Gundula werd in 1944 geboren in Oost Pruisen, nl. in Kaliningrad. Aan het einde van de tweede wereldoorlog vluchtte ze met haar ouders op de leeftijd van 1 jaar naar Nord Rhein Westfalen (Dortmund/Hagen) alwaar ze verder opgroeide. Na de benodigde schoolopleidingen ronde zij een studie voor verpleegkundige af. Tussentijds trouwde ze en kreeg een dochter. Uiteindelijk scheidde ze van haar eerste echtgenoot en ging drie jaar later een managementopleiding volgen. Door deze opleiding ging Gundula het vak van verpleegkundige vanaf de andere zijde bekijken en pakte een baan als lerares verpleegkunde op. Ze heeft ondermeer gewerkt als verpleegkundige in een vluchtelingenkamp in Somalië. Vanuit hier maakte ze de overstap naar een vluchtelingenkamp in Oeganda en heeft ze nog een tweetal jaren in een ziekenhuis in Zaïre gewerkt alvorens ze weer terugkeerde naar Duitsland.

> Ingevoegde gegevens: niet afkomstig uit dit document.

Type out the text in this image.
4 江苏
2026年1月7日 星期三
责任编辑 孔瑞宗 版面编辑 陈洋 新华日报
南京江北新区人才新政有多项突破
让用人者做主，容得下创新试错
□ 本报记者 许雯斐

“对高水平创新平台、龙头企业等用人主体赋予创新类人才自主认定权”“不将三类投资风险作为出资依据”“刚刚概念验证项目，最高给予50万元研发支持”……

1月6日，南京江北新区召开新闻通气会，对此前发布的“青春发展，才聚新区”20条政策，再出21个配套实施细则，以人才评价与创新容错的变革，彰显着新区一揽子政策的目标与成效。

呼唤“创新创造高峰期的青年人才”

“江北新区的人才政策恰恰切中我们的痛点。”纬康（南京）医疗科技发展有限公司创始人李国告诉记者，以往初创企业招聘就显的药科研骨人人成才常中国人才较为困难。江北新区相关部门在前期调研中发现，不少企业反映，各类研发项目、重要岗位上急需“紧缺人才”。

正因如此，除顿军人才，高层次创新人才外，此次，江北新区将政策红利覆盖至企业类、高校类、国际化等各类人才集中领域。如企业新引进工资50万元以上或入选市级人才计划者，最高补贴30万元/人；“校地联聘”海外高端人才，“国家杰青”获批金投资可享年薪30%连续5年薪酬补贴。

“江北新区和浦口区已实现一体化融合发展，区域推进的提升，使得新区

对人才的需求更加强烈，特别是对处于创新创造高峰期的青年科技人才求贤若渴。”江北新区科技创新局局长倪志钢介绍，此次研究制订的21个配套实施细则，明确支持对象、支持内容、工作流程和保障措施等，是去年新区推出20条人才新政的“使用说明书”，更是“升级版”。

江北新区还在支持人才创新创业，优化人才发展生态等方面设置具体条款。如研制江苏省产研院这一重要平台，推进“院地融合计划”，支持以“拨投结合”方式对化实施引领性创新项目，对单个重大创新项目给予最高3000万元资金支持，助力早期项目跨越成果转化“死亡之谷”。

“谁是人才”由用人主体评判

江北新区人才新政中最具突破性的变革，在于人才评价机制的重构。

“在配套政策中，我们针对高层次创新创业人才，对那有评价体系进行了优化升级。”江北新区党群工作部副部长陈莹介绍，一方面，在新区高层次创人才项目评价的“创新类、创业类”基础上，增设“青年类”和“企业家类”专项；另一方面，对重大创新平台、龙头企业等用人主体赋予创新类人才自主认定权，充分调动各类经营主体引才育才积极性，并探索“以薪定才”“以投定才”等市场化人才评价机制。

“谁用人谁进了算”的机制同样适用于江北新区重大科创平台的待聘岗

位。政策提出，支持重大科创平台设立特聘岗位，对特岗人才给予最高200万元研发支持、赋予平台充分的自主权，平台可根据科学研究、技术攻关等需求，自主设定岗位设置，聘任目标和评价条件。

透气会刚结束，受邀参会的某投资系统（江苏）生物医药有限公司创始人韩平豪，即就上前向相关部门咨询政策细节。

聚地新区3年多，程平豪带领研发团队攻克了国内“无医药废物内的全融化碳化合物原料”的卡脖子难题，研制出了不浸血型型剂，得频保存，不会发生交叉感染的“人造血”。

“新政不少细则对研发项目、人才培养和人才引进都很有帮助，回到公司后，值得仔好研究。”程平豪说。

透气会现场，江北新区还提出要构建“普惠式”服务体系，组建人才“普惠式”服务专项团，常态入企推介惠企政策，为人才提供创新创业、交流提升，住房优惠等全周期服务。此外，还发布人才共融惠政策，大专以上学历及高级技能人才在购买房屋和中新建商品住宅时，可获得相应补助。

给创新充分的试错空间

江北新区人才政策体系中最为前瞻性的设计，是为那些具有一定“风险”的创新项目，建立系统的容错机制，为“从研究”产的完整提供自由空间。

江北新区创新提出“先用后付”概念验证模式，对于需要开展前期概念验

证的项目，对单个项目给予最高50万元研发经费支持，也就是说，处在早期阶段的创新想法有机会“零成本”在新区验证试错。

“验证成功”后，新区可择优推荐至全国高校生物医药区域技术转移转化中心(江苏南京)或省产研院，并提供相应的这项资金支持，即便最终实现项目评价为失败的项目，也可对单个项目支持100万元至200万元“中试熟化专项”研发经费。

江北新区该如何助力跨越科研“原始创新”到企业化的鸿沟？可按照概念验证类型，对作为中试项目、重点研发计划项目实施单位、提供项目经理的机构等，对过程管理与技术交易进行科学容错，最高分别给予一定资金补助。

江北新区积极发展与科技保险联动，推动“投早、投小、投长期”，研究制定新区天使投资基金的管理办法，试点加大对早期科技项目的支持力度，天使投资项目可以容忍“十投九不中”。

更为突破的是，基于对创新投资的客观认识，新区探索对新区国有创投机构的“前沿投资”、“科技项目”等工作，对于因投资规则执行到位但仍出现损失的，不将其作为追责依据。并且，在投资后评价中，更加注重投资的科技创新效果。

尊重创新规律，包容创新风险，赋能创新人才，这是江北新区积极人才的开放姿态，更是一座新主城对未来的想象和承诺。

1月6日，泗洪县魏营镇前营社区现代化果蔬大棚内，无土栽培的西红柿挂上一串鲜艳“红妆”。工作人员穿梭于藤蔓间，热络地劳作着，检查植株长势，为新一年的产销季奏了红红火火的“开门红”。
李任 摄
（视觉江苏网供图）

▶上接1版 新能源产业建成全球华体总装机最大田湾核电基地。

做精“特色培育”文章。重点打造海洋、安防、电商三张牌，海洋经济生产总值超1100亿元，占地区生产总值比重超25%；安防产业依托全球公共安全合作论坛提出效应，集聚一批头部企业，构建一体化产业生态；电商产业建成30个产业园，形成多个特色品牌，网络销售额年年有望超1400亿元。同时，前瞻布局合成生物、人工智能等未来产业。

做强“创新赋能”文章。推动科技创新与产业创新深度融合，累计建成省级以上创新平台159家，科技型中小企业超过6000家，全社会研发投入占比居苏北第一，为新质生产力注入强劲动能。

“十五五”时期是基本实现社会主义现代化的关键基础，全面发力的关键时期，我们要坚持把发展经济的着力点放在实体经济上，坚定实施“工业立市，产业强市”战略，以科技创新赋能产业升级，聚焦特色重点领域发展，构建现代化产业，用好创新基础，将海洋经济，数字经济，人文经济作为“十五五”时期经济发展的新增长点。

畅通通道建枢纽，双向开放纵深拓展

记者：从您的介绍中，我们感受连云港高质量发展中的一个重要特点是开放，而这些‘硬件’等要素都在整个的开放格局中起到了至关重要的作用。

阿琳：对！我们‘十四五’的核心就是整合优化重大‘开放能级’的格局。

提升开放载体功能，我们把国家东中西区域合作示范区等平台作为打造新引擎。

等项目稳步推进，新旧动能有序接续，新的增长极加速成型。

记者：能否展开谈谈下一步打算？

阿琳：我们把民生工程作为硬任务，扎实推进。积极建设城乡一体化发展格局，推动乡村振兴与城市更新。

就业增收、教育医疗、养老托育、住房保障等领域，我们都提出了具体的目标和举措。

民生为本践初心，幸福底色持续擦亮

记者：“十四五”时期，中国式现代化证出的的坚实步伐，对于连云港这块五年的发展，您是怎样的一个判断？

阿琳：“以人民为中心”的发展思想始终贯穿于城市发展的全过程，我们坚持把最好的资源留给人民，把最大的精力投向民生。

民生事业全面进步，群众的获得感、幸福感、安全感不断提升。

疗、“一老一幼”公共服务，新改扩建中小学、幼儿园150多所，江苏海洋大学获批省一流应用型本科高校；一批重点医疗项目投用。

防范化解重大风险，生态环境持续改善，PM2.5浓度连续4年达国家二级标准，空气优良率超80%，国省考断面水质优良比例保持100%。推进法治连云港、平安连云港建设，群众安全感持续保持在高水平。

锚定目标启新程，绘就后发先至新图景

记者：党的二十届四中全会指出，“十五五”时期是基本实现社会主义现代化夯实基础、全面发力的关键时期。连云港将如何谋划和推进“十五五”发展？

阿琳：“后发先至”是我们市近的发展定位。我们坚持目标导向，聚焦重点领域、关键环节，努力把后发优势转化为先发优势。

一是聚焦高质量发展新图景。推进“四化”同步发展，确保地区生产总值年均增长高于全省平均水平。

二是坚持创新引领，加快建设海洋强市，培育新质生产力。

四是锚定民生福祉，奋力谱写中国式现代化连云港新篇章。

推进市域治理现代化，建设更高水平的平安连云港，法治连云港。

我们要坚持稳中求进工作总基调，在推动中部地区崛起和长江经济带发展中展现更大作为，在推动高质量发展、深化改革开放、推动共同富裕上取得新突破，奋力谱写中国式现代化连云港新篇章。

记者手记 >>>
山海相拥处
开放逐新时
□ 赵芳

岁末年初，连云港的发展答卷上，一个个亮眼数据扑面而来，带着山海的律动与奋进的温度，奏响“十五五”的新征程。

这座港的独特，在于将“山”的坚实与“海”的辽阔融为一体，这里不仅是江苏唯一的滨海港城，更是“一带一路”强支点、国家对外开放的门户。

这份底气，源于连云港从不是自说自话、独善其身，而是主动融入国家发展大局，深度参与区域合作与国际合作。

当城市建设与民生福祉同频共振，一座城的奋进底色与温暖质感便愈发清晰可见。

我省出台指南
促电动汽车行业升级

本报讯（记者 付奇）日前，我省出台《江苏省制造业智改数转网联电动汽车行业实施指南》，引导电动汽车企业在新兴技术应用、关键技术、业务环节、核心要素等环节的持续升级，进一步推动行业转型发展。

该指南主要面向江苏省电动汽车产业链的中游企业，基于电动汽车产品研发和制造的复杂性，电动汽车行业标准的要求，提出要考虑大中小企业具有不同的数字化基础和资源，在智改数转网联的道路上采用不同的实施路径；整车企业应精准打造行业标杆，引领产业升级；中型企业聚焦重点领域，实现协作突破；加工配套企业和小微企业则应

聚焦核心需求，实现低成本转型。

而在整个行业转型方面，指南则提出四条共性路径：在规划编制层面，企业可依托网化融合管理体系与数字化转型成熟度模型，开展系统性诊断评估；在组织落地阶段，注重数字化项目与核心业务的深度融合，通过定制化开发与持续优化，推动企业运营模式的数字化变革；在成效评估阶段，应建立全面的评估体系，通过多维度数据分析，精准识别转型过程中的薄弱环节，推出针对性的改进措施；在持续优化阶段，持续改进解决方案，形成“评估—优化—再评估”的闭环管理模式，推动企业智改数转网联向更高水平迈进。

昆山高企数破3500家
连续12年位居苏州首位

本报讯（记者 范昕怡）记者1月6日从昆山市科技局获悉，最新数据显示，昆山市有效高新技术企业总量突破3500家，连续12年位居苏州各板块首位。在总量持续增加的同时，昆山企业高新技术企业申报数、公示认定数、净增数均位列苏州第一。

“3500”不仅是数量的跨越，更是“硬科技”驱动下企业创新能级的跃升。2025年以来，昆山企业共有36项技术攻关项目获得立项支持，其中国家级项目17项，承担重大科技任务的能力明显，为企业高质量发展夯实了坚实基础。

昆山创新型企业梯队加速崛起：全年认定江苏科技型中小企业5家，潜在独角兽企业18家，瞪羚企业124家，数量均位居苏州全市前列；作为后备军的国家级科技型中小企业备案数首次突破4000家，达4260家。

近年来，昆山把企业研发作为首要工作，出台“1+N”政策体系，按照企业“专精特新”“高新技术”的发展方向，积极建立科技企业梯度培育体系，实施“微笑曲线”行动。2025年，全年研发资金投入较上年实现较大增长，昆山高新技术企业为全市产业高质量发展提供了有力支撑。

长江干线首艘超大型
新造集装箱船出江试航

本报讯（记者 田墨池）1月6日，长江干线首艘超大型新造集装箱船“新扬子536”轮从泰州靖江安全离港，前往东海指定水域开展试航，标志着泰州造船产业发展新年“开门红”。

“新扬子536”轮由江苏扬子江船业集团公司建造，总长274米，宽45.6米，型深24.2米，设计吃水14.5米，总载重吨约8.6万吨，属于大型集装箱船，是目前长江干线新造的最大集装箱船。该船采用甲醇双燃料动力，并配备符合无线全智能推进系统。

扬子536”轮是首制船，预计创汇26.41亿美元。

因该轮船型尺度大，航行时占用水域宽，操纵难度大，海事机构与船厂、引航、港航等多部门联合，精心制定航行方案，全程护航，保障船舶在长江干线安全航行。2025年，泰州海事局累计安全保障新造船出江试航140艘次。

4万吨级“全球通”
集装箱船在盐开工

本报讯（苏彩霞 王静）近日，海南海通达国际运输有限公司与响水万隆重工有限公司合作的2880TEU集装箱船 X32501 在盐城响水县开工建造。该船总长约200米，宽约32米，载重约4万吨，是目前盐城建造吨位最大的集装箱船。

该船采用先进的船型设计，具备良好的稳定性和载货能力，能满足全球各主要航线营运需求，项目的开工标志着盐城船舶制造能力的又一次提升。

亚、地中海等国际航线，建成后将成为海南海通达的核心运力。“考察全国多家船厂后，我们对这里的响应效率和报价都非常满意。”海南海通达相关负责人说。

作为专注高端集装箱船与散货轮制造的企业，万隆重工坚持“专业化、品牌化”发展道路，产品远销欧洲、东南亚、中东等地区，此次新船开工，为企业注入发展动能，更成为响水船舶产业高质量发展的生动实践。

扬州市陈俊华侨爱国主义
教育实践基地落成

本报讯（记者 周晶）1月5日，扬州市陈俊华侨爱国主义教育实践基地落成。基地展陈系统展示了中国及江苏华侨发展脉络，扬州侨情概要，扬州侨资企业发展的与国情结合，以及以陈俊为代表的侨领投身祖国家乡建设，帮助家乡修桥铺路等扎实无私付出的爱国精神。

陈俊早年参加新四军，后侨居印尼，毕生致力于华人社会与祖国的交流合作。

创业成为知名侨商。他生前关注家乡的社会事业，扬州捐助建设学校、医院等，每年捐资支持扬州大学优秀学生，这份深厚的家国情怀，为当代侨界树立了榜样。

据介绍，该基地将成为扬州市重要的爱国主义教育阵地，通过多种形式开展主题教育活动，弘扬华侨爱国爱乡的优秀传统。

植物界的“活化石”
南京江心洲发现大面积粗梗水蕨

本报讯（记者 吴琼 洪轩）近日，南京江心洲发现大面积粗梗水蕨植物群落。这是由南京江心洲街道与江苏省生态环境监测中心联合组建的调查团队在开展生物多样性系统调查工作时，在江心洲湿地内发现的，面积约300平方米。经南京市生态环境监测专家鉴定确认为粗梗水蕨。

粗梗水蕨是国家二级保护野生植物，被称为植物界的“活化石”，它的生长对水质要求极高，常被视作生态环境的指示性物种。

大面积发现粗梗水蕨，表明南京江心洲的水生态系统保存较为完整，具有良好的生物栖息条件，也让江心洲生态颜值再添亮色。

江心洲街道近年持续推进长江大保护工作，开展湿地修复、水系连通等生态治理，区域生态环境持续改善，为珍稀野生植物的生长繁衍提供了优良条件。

Maar stilzitten was niets voor haar en daarom besloot ze om zich door een Duitse hulporganisatie opnieuw te laten uitzenden, dit keer naar Zuid-Soedan. Na een jaar brak hier helaas de oorlog uit waardoor ze noodgedwongen het land moest verlaten. Ze vluchtte naar Nairobi waar de berichtgeving kwam dat ze werkzaam zou worden in een kamp in Nepal. Door al de stress omtrent het vluchten en het leed dat ze had gezien kon ze het psychisch niet meer bolwerken en keerde terug naar Duitsland om alles eens goed op een rijtje te zetten.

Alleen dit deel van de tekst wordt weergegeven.